Among the human rights groups signing the brief are the International Federation for Human Rights (FIDH), the International Commission of Jurists, Human Rights Watch, Amnesty International, the International Association of Democratic Lawyers, the Canadian Center for International Justice, Global Witness, the European Center for Constitutional and Human Rights and Rights & Accountability in Development (RAID).
Katherine Gallagher, a senior staff attorney at the Center for Constitutional Rights, stated, “Many of the worst human rights violations in recent history have been perpetrated with the complicity of corporations in the name of increasing profits. Thanks in large part to the Alien Tort Statute, even some of the largest and most powerful corporations have been called to account for their actions, and the victories that have been achieved serve as a caution to others against acting unlawfully. If the Supreme Court does not uphold corporate liability under the Alien Tort Statute, it will send a dangerous message the United States condones corporate impunity. After bestowing expansive rights on corporations in Citizens United, the Supreme Court should also obligate them to act within the bounds of the law.”
Rights groups are concerned that a ruling against the plaintiffs may endanger established elements of landmark cases brought under the ATS over the last three decades, when the statute began its first use in modern times with the Center for Constitutional Rights’ case,
Filártiga v. Peña-Irala. In that historic case, Dolly and Joel Filártiga, the sister and father of a teenager who was tortured to death by a police general in Paraguay, were able to file suit against Joelito’s killer in a U.S. district court while both Dolly and the former police general were in the U.S. at the same time. The family of Joelito Filártiga received a judgment of $10.4 million in that case.
Peter Weiss, Vice President of the Center for Constitutional Rights, remarked, “It would be a terrible tragedy for human rights all over the world if the courts again fail to affirm the rights of people over those of corporations. Since the late Rhonda Copelon and I brought the first case under the statute in modern times in 1979 with the Filartiga case, U.S. courtrooms have brought some semblance of closure to many for whom justice was out of reach at home. I hope we will see a ruling that enforces justice and accountability in the coming months.”

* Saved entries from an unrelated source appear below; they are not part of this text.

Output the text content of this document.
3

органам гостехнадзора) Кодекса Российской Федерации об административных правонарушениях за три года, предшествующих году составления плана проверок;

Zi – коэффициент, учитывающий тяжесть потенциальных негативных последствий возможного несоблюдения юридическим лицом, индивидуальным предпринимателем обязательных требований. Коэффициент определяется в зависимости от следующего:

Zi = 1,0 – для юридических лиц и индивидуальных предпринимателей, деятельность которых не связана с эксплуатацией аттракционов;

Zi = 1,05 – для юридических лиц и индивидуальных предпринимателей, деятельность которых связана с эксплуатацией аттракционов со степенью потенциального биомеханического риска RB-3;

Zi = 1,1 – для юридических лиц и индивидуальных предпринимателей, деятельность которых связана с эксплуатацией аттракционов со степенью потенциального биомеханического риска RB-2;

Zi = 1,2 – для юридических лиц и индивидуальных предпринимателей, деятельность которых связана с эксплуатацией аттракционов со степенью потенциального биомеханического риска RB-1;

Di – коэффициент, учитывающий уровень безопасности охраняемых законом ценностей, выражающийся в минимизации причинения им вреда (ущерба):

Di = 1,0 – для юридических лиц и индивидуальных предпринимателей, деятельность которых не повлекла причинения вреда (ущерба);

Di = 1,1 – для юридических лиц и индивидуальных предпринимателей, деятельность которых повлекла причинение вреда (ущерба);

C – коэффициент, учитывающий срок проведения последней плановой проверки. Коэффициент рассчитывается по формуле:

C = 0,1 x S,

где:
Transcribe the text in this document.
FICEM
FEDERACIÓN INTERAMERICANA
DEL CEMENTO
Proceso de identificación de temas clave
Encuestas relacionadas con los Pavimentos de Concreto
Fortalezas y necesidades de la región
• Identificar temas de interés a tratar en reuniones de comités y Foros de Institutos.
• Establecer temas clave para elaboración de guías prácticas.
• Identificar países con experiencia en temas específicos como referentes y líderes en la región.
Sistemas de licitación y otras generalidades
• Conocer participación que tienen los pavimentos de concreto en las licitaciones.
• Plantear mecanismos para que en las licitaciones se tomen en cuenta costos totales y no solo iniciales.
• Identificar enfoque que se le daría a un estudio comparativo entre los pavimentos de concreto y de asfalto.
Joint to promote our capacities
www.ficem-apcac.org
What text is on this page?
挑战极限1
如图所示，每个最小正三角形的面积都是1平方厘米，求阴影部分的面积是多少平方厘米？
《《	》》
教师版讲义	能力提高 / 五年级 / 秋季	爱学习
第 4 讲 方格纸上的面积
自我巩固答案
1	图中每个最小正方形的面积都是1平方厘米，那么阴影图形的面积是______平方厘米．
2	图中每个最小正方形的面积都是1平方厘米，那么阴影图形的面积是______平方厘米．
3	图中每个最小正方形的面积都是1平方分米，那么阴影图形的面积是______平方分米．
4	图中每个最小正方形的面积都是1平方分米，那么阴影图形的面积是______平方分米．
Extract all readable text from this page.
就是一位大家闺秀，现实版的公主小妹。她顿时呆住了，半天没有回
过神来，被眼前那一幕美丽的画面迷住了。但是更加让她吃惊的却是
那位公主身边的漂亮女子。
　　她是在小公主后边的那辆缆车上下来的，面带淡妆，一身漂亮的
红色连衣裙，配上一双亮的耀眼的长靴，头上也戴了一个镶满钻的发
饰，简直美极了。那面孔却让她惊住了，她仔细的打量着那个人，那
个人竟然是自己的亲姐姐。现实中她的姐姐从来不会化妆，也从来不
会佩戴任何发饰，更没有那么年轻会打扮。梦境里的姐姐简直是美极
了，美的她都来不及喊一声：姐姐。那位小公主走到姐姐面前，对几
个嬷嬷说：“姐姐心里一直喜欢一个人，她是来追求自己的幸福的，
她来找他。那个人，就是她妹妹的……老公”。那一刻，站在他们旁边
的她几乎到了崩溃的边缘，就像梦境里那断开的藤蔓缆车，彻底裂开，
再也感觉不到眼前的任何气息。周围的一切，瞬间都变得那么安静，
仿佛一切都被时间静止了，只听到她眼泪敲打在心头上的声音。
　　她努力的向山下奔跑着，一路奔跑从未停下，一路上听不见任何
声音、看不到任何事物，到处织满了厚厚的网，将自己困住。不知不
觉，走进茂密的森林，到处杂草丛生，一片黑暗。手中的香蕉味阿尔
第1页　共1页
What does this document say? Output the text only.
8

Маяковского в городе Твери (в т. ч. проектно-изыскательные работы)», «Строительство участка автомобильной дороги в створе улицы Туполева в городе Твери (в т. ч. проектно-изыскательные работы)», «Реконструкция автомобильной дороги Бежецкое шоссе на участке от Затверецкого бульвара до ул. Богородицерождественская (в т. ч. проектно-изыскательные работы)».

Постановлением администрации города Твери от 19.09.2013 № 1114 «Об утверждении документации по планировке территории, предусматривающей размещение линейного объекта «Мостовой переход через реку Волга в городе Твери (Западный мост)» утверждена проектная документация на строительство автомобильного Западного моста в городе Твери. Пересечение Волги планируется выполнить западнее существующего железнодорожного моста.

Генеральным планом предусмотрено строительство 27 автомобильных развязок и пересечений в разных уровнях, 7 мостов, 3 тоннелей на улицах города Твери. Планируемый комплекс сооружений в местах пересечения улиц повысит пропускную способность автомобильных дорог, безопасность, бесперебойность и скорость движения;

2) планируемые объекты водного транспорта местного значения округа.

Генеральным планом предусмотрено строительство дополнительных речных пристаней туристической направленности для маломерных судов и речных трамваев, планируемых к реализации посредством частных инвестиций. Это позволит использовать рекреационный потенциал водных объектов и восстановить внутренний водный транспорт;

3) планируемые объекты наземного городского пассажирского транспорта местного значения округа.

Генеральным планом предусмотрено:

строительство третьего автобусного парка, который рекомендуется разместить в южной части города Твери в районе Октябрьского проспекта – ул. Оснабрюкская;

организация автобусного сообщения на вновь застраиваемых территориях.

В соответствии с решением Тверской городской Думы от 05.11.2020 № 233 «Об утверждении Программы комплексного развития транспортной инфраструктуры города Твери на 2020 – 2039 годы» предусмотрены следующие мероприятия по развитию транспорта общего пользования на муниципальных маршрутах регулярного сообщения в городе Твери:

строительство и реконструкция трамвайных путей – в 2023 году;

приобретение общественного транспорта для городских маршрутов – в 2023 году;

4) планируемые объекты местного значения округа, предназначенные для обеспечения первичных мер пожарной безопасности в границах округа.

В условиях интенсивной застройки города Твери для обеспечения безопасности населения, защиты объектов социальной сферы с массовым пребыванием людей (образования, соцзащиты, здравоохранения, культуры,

Since that ruling, the ATS has proved to be a valuable tool for victims of human rights violations abroad to seek redress for egregious human rights violations, including in cases against corporations. This includes Kiobel’s sister case,
Wiwa v. Royal Dutch Shell, first brought by the Center for Constitutional Rights, in which the oil company settled for a sum of $15.5 million for their alleged role in the Nigerian government’s execution of several members of the Ogoni tribe who had been protesting the company’s operations on their land. There have been settlements in other cases, including against Unocal and Blackwater, under confidential settlement agreements. In addition, despite the Second Circuit’s rejection of corporate liability in Kiobel v. Royal Dutch Petroleum Co., three other appeals courts this year, the Seventh, Ninth, and the D.C. Circuits, considered the Kiobel ruling an “outlier,” affirming corporate liability under the ATS in Flomo v. Firestone, Sarei v. Rio Tinto, and Doe v. Exxon Mobil, respectively.
Said Carlos Lopez, Senior Legal Advisor to the International Commission of Jurists, “A ruling by the Supreme Court allowing the use of the ATS to sue corporations will make a positive contribution to upholding the rule of law and human rights in an area where too many abuses are committed with impunity. A favorable decision, which a general principles analysis demonstrates is justified, will also have a significant impact beyond the United States at the international level, possibly lending new impetus to efforts there for additional rules and mechanisms to hold wrongdoing companies to account.”